Schaber, Engadin

TIROLER GEGENWARTSLITERATUR 644

Sechstausend Fuß jenseits von Mensch und Zeit

Eine Gegend, zu der der größte Essayist des vergangenen Jahrhunderts einen Satz hat fallen lassen, ist automatisch steil und groß und hoch. "Kennen Sie den Inn, meine Liebe? […] Das Engad-Inn?" heißt es in Robert Musils "Mann ohne Eigenschaften".

Folglich ist die beste Erfindung des Engadin der Inn, eine 510 Kilometer lange Wasserwurst, die sich aus dem Engadin befreit und in Innsbruck einen seltsamen Höhepunkt erfährt, könnte man patriotisch formulieren.

Die Autorin hat sich in langen Wanderungen durch das schluchtenreiche Engadin geschlängelt, die Natur lässt sich ohnehin nur in poetischen Chiffren darstellen, und auch die so genannte Kulturlandschaft und insbesondere die einmalige Art, Häuser als Antwort auf die Umgebung zu bauen, vertragen bei ihrer Beschreibung höchste Töne.

Immer wieder sind Künstler in die extreme Landschaft gezogen, um extreme Lebensabschnitte auszukosten. Am berühmtesten ist sicher der Aufenthalt Friedrich Nietzsches in Sils-Maria, wobei bis heute noch unklar ist, ob die Gegend den Wahnsinn ausgelöst hat, oder der latente Wahnsinn erst durch die Landschaft so richtig zum Ausbruch gekommen ist.

Einen Wahnsinn der anderen Art stellen die vielen Grandhotels dar, in denen stilvoll Morbidität mit Noblesse verbunden wird. Der Hauptort St. Moritz hat sogar so etwas wie einen Moritzener Weltstil entwickelt.

Jede Menge Maler und Bildhauer, unter ihnen so Kaliber wie die Giacomettis, haben wesentliche Impulse aus der Kultur des Engadin geschöpft.

Aber selbst so etwas Triviales wie ein Verkehrsmittel, kann in einer erregenden Landschaft zu einem herausstechenden Ereignis werden. Die Rhätische Bahn hat auf den ersten Blick die Dimensionen einer Spielzeugbahn, aber eine Fahrt mit ihr führt zu gewaltigen Eindrücken in Echtzeit und Echt-Größe.

Susanne Schaber hat eine bemerkenswerte Landschaft mit philosophischem Augenzwingern und zurückgenommenem Erlebnisstil beschrieben.

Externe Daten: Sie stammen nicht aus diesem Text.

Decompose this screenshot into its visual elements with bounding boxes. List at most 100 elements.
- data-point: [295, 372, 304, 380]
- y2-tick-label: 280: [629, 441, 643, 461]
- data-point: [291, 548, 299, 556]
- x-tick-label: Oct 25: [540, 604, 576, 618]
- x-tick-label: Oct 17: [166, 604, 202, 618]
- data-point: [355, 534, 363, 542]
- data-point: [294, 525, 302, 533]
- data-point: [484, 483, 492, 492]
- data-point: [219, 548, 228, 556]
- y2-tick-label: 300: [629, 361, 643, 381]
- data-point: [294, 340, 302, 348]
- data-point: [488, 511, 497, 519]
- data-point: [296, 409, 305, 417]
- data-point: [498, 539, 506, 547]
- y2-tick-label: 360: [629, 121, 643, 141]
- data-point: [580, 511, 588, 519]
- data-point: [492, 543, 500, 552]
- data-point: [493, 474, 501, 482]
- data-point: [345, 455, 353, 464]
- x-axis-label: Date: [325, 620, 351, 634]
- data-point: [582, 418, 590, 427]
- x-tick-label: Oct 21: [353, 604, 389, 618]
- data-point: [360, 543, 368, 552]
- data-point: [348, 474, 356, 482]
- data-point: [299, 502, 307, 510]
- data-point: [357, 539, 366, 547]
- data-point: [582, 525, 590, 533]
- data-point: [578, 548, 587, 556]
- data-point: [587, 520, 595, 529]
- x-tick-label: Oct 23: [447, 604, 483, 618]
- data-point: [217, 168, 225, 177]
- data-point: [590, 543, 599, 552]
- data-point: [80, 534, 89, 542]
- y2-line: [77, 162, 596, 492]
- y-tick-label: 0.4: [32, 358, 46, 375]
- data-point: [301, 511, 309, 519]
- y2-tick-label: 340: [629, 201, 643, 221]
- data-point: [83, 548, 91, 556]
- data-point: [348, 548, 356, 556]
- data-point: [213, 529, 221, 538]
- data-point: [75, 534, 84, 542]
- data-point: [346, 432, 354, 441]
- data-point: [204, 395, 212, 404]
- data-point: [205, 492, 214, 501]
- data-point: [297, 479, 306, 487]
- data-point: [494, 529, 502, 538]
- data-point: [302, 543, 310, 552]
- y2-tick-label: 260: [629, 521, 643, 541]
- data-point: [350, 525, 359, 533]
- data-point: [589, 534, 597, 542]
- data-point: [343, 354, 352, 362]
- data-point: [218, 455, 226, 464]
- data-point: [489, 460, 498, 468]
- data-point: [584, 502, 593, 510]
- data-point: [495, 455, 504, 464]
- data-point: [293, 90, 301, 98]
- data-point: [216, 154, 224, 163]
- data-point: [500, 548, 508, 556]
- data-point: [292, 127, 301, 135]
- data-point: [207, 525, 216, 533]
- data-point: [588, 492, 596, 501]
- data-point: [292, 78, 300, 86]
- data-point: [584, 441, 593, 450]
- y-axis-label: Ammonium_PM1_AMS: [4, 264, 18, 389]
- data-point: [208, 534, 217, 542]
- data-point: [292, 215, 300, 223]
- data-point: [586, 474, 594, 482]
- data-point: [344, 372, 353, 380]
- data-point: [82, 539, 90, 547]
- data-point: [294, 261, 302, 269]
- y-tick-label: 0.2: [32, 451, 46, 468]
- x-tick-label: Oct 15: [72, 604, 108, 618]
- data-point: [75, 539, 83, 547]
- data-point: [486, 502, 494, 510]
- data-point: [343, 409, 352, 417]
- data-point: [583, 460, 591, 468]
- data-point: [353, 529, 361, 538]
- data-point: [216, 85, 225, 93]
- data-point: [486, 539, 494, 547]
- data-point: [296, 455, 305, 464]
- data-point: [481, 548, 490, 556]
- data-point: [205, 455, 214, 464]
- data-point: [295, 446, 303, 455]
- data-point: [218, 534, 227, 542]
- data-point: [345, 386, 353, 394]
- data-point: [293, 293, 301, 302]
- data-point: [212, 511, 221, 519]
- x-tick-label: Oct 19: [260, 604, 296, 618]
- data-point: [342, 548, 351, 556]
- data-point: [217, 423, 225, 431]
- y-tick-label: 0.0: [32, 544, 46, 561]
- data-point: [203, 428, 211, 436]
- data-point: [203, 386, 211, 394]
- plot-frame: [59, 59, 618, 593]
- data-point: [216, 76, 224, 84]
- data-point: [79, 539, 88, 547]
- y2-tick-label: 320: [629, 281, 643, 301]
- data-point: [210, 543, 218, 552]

Und das wichtigste: nach der Lektüre entsteht große Lust, diese einzigartige Gegend in eigener Weise zu durchstreifen mit Aussicht auf einen Höhenflug des Erlebens.

Susanne Schaber: Sechstausend Fuß jenseits von Mensch und Zeit. Engadiner Höhenflüge.

Wien: Picus 2003. ( = Picus Lesereisen). 132 Seiten. € 13,90. ISBN 3-85452-768-3

Susanne Schaber, geb. 1961 in Innsbruck, lebt in Wien.